La famille de l’immigré au pays habitué à un niveau de vie acceptable et souvent supérieur à celui de la famille sénégalaise restée au pays est en train de se précipiter dans la misère. Imaginez qu’en temps normal, un immigré sénégalais de retour au pays avec ses économies de 7 mois de travail, une liquidation de fin de contrat et même des allocations de chômages était obligé d’emprunter de l’argent auprès de ses amis immigrés à cause d’un train de vie effréné et de folie ; qu’en sera-t-il pour ce même immigré resté au pays depuis 2019 sans aucune ressources financières d’autant plus qu’ils sont les champions de la polygamie ?

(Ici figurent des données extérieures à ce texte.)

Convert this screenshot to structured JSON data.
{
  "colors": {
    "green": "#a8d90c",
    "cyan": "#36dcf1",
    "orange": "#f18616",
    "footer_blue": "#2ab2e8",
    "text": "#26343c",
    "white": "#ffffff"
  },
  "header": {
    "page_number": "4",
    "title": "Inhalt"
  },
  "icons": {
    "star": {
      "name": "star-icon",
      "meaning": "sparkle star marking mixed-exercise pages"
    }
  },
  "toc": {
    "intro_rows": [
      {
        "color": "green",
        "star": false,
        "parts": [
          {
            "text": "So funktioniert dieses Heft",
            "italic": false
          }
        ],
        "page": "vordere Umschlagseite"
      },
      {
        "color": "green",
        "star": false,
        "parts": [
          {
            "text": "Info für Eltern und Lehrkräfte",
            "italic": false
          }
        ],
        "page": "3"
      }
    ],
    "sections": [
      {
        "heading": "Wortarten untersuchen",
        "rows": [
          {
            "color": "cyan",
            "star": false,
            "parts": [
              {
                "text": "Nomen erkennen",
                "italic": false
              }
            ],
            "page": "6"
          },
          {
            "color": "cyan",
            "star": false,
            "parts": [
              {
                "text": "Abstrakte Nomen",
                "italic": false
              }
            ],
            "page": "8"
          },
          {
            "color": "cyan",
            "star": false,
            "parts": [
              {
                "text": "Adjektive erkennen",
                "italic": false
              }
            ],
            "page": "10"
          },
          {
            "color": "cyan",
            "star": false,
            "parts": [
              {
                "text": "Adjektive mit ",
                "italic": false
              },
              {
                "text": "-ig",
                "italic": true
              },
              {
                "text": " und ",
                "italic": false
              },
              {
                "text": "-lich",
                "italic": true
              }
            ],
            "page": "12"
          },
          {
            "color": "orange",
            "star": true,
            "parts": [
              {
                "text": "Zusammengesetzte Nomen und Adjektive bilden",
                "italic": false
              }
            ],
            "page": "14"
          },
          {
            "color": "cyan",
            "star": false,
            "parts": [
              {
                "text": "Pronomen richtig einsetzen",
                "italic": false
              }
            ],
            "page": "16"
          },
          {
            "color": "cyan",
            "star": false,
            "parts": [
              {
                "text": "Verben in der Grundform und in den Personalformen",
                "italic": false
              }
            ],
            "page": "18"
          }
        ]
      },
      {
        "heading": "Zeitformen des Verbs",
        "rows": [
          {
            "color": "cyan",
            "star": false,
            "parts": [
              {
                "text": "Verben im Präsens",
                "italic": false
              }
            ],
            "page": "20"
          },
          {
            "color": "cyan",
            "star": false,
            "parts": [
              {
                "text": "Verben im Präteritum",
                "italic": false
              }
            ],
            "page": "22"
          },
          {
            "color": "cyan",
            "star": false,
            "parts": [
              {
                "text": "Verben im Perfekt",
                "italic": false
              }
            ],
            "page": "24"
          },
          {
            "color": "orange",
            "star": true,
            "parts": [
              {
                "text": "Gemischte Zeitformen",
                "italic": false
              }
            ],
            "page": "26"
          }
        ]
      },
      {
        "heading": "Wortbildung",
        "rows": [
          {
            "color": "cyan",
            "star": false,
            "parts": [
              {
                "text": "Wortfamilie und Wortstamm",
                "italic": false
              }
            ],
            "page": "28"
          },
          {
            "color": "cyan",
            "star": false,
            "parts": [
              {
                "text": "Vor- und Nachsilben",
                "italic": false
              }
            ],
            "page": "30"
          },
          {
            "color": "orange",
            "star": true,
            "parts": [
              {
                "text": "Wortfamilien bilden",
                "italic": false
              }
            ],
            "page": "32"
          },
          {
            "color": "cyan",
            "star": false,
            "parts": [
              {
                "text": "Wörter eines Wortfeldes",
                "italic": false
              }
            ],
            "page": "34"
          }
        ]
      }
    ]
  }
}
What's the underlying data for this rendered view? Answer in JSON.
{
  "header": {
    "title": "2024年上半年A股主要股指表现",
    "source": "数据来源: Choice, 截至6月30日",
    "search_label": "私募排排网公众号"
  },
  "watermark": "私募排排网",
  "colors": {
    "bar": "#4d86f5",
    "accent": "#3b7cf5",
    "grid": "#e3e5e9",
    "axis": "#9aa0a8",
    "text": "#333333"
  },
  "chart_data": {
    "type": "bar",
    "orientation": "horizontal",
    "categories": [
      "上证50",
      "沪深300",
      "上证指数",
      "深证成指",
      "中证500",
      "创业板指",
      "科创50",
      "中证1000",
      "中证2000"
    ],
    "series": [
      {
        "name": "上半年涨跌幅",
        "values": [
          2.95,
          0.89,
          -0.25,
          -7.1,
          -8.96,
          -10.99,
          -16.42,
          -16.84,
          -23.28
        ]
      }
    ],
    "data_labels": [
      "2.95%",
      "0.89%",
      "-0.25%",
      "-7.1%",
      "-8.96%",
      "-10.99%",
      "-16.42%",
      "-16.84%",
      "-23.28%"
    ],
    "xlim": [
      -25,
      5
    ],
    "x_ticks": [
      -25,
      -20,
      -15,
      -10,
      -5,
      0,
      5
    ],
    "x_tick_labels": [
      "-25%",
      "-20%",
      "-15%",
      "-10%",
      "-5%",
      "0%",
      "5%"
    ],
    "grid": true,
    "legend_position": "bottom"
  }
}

Au Sénégal, cet immigré placé au sommet de la hiérarchie sociale « daan dogg bumu gaccié » se retrouve brutalement au sous-sol de cette même hiérarchie entraînant toute sa famille et ridiculisé juste parce que l’immigré n’a jamais compris pourquoi il avait quitté son pays et comment s’organiser dans son projet d’immigration.
Sommes-nous en train de devenir les damnés de la terre, souvent faussement jugés par la presse de notre propre pays sans avoir la maturité d’une réponse efficace commune et la clairvoyance de nous occuper de nous-même évitant de tomber dans le piège de la division irréversible que la situation socio-politique a déjà bien placé sous les pieds de tous les immigrés sénégalais en Europe.